To determine the performance of the algorithm in identification of the tumor margin, the occupancy of the 2 clusters is computed on each side of the boundary. In the simplest case with perfect clustering silhouette score of 1, the cluster occupancy of cluster 1 reflects the number of sub-images belonging to cluster 1 divided by in the region of interest, while the same would be true for cluster 2. However, when considering non-ideal clustering performance, a weighted average of the continuous parameter, C, is required:

\begin{aligned} Q_{a,r} = \frac{\sum \nolimits _{i=1}^{N_a\le N} | C_{(a,r)_i}-1.5|}{\sum \nolimits _{j=1}^{N} | C_{(a,r)_j}-1.5|}, \end{aligned}
(12)

where $$Q_{a,r}$$ denotes the cluster occupancy of cluster a, $$C_{(a,r)}$$ represents the continuous parameters of cluster a, N is the total number of sub-images, and $$N_a$$ is the number of sub-images of cluster a in the region r. Note that the continuous variable is shifted by 1.5 in order to set the range symmetrically across 0, from − 0.5 to 0.5. Subsequently, the absolute value of the shifted C is computed and used as weight in the above equation. This procedure correctly associates sub-images with negative silhouette scores with the opposite cluster.

The inter/intra-cluster occupancy difference (IIOD) is introduced to evaluate the similarity of each cluster with any given area of the imaged region. The IIOD accounts for the difference between the occupancy of clusters within each area (inter-cluster), as well as, the difference between the occupancy of the same cluster in different areas in the region of interest (intra-cluster). Therefore, for a binary system (2 clusters) in 2 different areas (e.g. tumor on the left and normal on the right, separated by a boundary) IIOD can be expressed as:

\begin{aligned} IIOD = | Q_{1,L}-Q_{2,L} || Q_{1,R}-Q_{2,R} || Q_{1,L}-Q_{1,R} || Q_{2,L}-Q_{2,R} |. \end{aligned}
(13)

According to the above equation, the maximum IIOD score of 1 is attained in the case where each cluster is only found on either the left or right of the boundary. Conversely, IIOD will reach a minimum of 0 when clusters exhibit $$50\%$$ occupancy or when only one cluster accounts for the entire imaged region. Thus, IIOD of K-Means clustering performed with various data subsets may be compared to highlight the most important polarimetric and texture parameters, as the corresponding morphological features, that identify the normal and tumor sections of the imaged region.

### Sample preparation

The sample of human normal and primary non-small cell lung carcinoma tissues were obtained with written informed patient consent, and the study was approved by the Research Ethics Board of University Health Network, Toronto, Canada, in accordance with relevant guidelines and regulations and in compliance with the tenets of the Declaration of Helsinki.

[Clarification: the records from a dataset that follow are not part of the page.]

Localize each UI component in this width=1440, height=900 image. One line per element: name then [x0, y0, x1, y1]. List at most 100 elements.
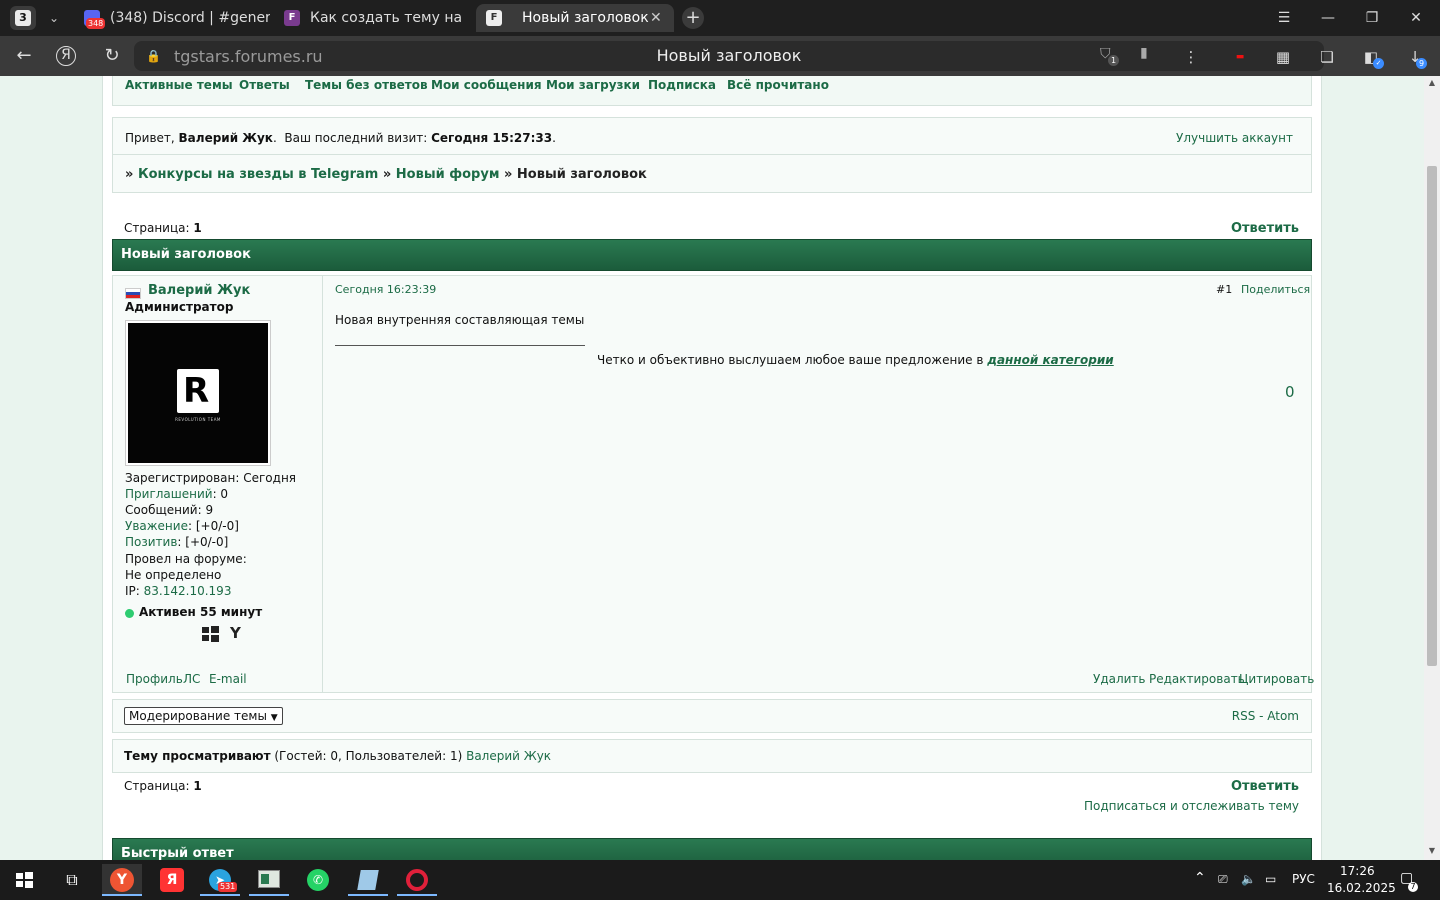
more-icon[interactable]: ⋮ — [1180, 46, 1202, 68]
profile-link[interactable]: Профиль — [126, 672, 183, 686]
notes-app-icon[interactable] — [348, 864, 388, 896]
yandex-browser-taskbar-icon[interactable]: Y — [102, 864, 142, 896]
menu-icon[interactable]: ☰ — [1274, 8, 1294, 28]
viewer-user-link[interactable]: Валерий Жук — [466, 749, 551, 763]
respect: Уважение: [+0/-0] — [125, 519, 239, 533]
scrollbar-thumb[interactable] — [1427, 166, 1437, 666]
menu-my-uploads[interactable]: Мои загрузки — [546, 78, 640, 92]
qr-code-icon[interactable]: ▦ — [1272, 46, 1294, 68]
tab-title: Как создать тему на фору — [310, 10, 466, 26]
reload-icon[interactable]: ↻ — [100, 44, 124, 68]
collections-icon[interactable]: ❏ — [1316, 46, 1338, 68]
post-author-panel: Валерий Жук Администратор R REVOLUTION T… — [113, 276, 323, 692]
volume-icon[interactable]: 🔈 — [1241, 872, 1256, 886]
page-label: Страница: — [124, 779, 190, 793]
moderation-select-value: Модерирование темы — [129, 709, 267, 723]
positive-value: : [+0/-0] — [177, 535, 229, 549]
menu-mark-all-read[interactable]: Всё прочитано — [727, 78, 829, 92]
discord-badge: 348 — [86, 18, 106, 29]
signature-divider — [335, 345, 585, 346]
breadcrumb-forum[interactable]: Новый форум — [396, 167, 500, 182]
extension-red-icon[interactable]: ▬ — [1228, 46, 1252, 68]
reply-button-bottom[interactable]: Ответить — [1231, 779, 1299, 794]
edit-link[interactable]: Редактировать — [1149, 672, 1245, 686]
chevron-down-icon: ▼ — [270, 713, 278, 723]
yandex-icon[interactable]: Я — [56, 46, 76, 66]
yandex-icon[interactable]: Я — [152, 864, 192, 896]
close-tab-icon[interactable]: ✕ — [650, 4, 662, 32]
ip-link[interactable]: 83.142.10.193 — [144, 584, 232, 598]
chevron-down-icon[interactable]: ⌄ — [44, 8, 64, 28]
back-icon[interactable]: ← — [12, 44, 36, 68]
scroll-up-icon[interactable]: ▲ — [1424, 76, 1440, 90]
menu-replies[interactable]: Ответы — [239, 78, 290, 92]
breadcrumb-category[interactable]: Конкурсы на звезды в Telegram — [138, 167, 378, 182]
share-link[interactable]: Поделиться — [1241, 283, 1310, 296]
respect-value: : [+0/-0] — [187, 519, 239, 533]
last-visit-label: Ваш последний визит: — [284, 131, 428, 145]
minimize-icon[interactable]: — — [1318, 8, 1338, 28]
rss-link[interactable]: RSS - Atom — [1232, 709, 1299, 723]
clock-time[interactable]: 17:26 — [1340, 864, 1375, 878]
delete-link[interactable]: Удалить — [1093, 672, 1146, 686]
email-link[interactable]: E-mail — [209, 672, 247, 686]
menu-unanswered[interactable]: Темы без ответов — [305, 78, 428, 92]
breadcrumb-separator: » — [125, 167, 134, 182]
task-view-icon[interactable]: ⧉ — [52, 864, 92, 896]
opera-icon[interactable] — [397, 864, 437, 896]
tab-discord[interactable]: 348 (348) Discord | #general-c — [84, 4, 270, 32]
shield-badge: 1 — [1108, 55, 1119, 66]
new-tab-button[interactable]: + — [682, 7, 704, 29]
close-window-icon[interactable]: ✕ — [1406, 8, 1426, 28]
signature-link[interactable]: данной категории — [987, 353, 1113, 367]
avatar: R REVOLUTION TEAM — [125, 320, 271, 466]
viewers-box: Тему просматривают (Гостей: 0, Пользоват… — [112, 739, 1312, 773]
menu-active-topics[interactable]: Активные темы — [125, 78, 233, 92]
clock-date[interactable]: 16.02.2025 — [1327, 881, 1396, 895]
omnibox[interactable]: 🔒 tgstars.forumes.ru Новый заголовок ⛉ 1… — [134, 41, 1324, 71]
author-name[interactable]: Валерий Жук — [148, 283, 250, 298]
meet-icon[interactable]: ⎚ — [1218, 872, 1228, 887]
positive-link[interactable]: Позитив — [125, 535, 177, 549]
start-icon[interactable] — [4, 864, 44, 896]
like-counter[interactable]: 0 — [1285, 383, 1295, 401]
r-logo-icon: R — [177, 369, 219, 413]
post-number[interactable]: #1 — [1216, 283, 1232, 296]
breadcrumb-separator: » — [382, 167, 392, 182]
app-window-icon[interactable] — [249, 864, 289, 896]
tab-current[interactable]: F Новый заголовок ✕ — [476, 4, 674, 32]
download-badge: 9 — [1416, 58, 1427, 69]
russia-flag-icon — [125, 288, 141, 299]
reply-button-top[interactable]: Ответить — [1231, 221, 1299, 236]
forum-favicon-icon: F — [284, 10, 300, 26]
chevron-up-icon[interactable]: ⌃ — [1194, 870, 1206, 886]
scrollbar[interactable]: ▲ ▼ — [1424, 76, 1440, 860]
invites-link[interactable]: Приглашений — [125, 487, 213, 501]
whatsapp-icon[interactable]: ✆ — [298, 864, 338, 896]
respect-link[interactable]: Уважение — [125, 519, 188, 533]
welcome-box: Привет, Валерий Жук. Ваш последний визит… — [112, 117, 1312, 193]
quote-link[interactable]: Цитировать — [1239, 672, 1314, 686]
network-icon[interactable]: ▭ — [1265, 872, 1276, 886]
viewers-label: Тему просматривают — [124, 749, 271, 763]
telegram-icon[interactable]: ➤ 531 — [200, 864, 240, 896]
greeting: Привет, — [125, 131, 175, 145]
page-number: 1 — [193, 779, 202, 793]
pm-link[interactable]: ЛС — [183, 672, 200, 686]
tab-forum-help[interactable]: F Как создать тему на фору — [284, 4, 466, 32]
breadcrumb-current: Новый заголовок — [516, 167, 647, 182]
restore-icon[interactable]: ❐ — [1362, 8, 1382, 28]
menu-my-posts[interactable]: Мои сообщения — [431, 78, 542, 92]
moderation-select[interactable]: Модерирование темы ▼ — [124, 707, 283, 725]
subscribe-link[interactable]: Подписаться и отслеживать тему — [1084, 799, 1299, 813]
tab-count: 3 — [15, 10, 31, 26]
post-body: Новая внутренняя составляющая темы — [335, 313, 585, 327]
bookmark-icon[interactable]: ▮ — [1140, 45, 1148, 61]
tab-count-button[interactable]: 3 — [10, 6, 36, 30]
upgrade-account-link[interactable]: Улучшить аккаунт — [1176, 131, 1293, 145]
notifications-badge: 7 — [1408, 882, 1418, 892]
menu-subscription[interactable]: Подписка — [648, 78, 716, 92]
scroll-down-icon[interactable]: ▼ — [1424, 844, 1440, 858]
language-indicator[interactable]: РУС — [1292, 872, 1315, 886]
page-label: Страница: — [124, 221, 190, 235]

The tissue samples were first fixed in paraffin, then cut into $$5\,\upmu \text {m}$$ thick sections, and mounted on glass slides. The tissue sections were stained with hematoxylin and eosin and imaged with a bright-field microscope scanner (Aperio Whole Slide Scanner, Leica Biosystems) for histopathology investigations. A $$2 \times 2.7\,\text {mm}$$ tissue region encompassing tumor (left side of the region) and normal-like tissue (right side of the region) was selected by expert pathologists (E.Z. and M.T.) to investigate ECM variations in the tumor margin. Moreover, 9 additional regions were selected by pathologist E.Z. for further model validation.